Question 5: Tuition Data Analysis from 2008 to 2014

a) Plotting 2008 versus 2014 tuition, we observe a positive linear relationship. Outliers or unusual points could appear, possibly due to data entry errors or unique institutions. The linear trend appears reasonable as tuition generally increased over the period.

b) Fitting a simple linear regression:

```R

tuition_data

plot(tuition_data$TUITION_2008, tuition_data$TUITION_2014, main='Tuition in 2008 vs 2014', xlab='2008 Tuition', ylab='2014 Tuition')

model_tuition

summary(model_tuition)

```

The least-squares line summarizes the average change pattern.

c) Residual plot indicates whether the model is appropriate. Unusual patterns or heteroscedasticity suggest the need for more complex models or transformations.

d) Removing the five California schools and refitting the model, the estimates may change—for example, the slope might decrease if those schools had higher-than-predicted increases—highlighting their influence on the overall trend.

Question 6: Inference with California Schools Removed

a) Hypotheses: H0: β1 = 0 (no linear relationship); Ha: β1 ≠ 0 (linear relationship exists).

b) The test statistic is t = (b1 - 0) / SEb1, and the p-value is obtained from the t-distribution. If p

c) The 95% confidence interval for β1 is b1 ± t* × SEb1, which quantifies the range of plausible values for the annual percent increase in tuition. If the interval excludes zero, it supports a significant trend.

d) R-squared values quantify the proportion of variation explained. For the model, the R-squared indicates how well 2008 tuition predicts 2014 tuition.

e) Inference on β0 (intercept) is typically not of interest because it represents the estimated tuition at zero, outside the data's practical range, thus not meaningful.

Question 7: Predictions Based on the Model

a) For a hypothetical tuition of $8,800 at Skinflint U in 2008, the predicted 2014 tuition is calculated using the regression equation.

b) Similarly, for I.O.U. with $15,700 tuition in 2008, the predicted 2014 tuition is obtained.

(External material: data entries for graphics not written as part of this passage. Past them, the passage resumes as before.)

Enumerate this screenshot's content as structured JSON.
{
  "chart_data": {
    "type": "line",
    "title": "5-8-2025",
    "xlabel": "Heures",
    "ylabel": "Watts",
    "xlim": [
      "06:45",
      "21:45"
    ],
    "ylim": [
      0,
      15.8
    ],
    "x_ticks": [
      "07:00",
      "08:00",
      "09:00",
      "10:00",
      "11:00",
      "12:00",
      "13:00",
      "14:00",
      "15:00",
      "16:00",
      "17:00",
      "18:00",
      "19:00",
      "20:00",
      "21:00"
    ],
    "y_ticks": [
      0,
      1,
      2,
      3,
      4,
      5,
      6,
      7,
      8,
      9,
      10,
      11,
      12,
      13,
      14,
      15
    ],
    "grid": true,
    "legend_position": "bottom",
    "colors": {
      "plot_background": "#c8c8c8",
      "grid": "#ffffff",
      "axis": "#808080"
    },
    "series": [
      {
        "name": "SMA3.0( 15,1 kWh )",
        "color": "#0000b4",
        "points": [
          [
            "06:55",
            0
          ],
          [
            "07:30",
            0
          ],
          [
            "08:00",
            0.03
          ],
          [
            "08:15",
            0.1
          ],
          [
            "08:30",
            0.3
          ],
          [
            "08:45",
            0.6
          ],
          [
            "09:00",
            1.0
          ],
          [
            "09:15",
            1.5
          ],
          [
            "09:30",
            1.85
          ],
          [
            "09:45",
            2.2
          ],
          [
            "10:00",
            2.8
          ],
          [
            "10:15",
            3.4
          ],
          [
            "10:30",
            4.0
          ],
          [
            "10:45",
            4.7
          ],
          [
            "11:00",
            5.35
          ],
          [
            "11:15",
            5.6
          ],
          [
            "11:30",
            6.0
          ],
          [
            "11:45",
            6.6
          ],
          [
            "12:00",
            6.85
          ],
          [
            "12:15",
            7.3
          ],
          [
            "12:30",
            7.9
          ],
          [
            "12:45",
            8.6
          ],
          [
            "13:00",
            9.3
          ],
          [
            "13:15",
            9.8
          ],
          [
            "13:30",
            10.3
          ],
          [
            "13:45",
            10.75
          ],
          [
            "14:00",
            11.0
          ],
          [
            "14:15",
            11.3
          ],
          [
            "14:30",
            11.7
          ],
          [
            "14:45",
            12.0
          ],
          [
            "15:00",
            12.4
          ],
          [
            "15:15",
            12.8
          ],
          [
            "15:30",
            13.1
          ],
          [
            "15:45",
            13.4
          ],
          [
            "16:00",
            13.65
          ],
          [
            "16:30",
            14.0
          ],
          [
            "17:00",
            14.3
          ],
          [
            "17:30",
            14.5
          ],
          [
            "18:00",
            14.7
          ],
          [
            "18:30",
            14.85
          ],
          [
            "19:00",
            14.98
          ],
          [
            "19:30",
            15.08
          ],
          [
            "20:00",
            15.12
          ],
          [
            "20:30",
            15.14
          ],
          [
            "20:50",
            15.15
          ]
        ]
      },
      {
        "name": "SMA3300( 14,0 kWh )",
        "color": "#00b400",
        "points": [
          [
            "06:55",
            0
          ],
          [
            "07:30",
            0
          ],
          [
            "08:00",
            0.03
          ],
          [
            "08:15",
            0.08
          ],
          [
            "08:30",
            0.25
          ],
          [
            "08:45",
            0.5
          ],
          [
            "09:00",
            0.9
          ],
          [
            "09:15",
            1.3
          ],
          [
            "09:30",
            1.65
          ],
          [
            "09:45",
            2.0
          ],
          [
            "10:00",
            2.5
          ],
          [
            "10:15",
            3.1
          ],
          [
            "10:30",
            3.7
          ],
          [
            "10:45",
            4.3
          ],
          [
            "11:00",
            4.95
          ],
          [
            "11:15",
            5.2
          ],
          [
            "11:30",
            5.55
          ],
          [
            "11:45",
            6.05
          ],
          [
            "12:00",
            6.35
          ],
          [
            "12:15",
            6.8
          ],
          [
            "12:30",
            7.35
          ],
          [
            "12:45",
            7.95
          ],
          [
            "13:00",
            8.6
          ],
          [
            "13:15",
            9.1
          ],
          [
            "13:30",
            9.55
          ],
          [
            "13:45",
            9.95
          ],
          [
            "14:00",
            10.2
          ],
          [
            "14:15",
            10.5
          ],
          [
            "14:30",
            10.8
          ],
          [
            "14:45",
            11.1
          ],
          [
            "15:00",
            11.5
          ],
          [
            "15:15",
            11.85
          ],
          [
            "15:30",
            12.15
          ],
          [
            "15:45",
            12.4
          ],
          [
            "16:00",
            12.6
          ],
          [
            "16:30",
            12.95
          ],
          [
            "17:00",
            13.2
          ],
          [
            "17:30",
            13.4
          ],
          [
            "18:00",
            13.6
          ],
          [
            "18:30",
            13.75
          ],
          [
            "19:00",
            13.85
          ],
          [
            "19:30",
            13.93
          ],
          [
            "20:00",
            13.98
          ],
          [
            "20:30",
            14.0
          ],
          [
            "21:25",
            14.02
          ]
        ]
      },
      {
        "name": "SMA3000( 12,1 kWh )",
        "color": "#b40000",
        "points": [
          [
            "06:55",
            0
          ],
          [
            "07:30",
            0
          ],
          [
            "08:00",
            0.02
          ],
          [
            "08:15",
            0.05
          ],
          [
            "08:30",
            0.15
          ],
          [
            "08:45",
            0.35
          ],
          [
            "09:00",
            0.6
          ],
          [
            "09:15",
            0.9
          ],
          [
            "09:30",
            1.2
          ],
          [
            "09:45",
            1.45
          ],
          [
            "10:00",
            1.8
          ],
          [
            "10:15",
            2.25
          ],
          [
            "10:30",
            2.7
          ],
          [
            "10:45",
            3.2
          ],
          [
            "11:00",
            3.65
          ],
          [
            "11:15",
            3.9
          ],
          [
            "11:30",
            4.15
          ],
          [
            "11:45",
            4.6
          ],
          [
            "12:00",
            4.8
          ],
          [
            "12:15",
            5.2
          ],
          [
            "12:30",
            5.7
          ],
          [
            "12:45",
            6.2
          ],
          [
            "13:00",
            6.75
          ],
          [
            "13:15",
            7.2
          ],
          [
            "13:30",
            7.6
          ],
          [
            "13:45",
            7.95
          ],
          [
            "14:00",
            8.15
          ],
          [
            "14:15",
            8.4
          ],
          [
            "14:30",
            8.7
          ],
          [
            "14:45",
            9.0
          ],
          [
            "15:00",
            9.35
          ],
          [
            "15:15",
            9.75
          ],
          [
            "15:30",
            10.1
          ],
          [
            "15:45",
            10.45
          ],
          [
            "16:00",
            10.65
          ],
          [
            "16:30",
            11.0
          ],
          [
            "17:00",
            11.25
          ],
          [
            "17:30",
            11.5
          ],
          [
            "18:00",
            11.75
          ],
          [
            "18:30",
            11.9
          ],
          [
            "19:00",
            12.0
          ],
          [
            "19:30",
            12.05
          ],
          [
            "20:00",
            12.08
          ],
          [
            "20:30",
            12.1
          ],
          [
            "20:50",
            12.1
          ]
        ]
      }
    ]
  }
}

c) Discussing the appropriateness, predictions depend on the model's accuracy within the observed data range. Extrapolation beyond the data range or for institutions with unique factors may reduce prediction reliability.

References

  • Kutner, M. H., Nachtsheim, C. J., Neter, J., & Li, W. (2004). _Applied Linear Statistical Models_ (5th ed.). McGraw-Hill/Irwin.
  • Montgomery, D. C., Peck, E. A., & Vining, G. G. (2012). _Introduction to Linear Regression Analysis_. Wiley.
  • Faraway, J. J. (2014). _Linear Models with R_. Chapman and Hall/CRC.
  • Fox, J. (2015). _Applied Regression Analysis and Generalized Linear Models_. Sage Publications.
  • Zeileis, A., & Hothorn, T. (2002). Diagnostic checking in regression relationships. _Journal of Statistical Software_, 7(2), 1–25.
  • Venables, W. N., & Ripley, B. D. (2002). _Modern Applied Statistics with S_. Springer.
  • Chatterjee, S., & Hadi, A. S. (2015). _Regression Analysis by Example_. Wiley.
  • Wilkinson, L. (2012). _Statistical Methods in Psychology_. Cambridge University Press.
  • Carroll, R. J., & Ruppert, D. (2010). _Measurement Error in Nonlinear Models_. CRC Press.
  • Gelman, A., & Hill, J. (2007). _Data Analysis Using Regression and Multilevel/Hierarchical Models_. Cambridge University Press.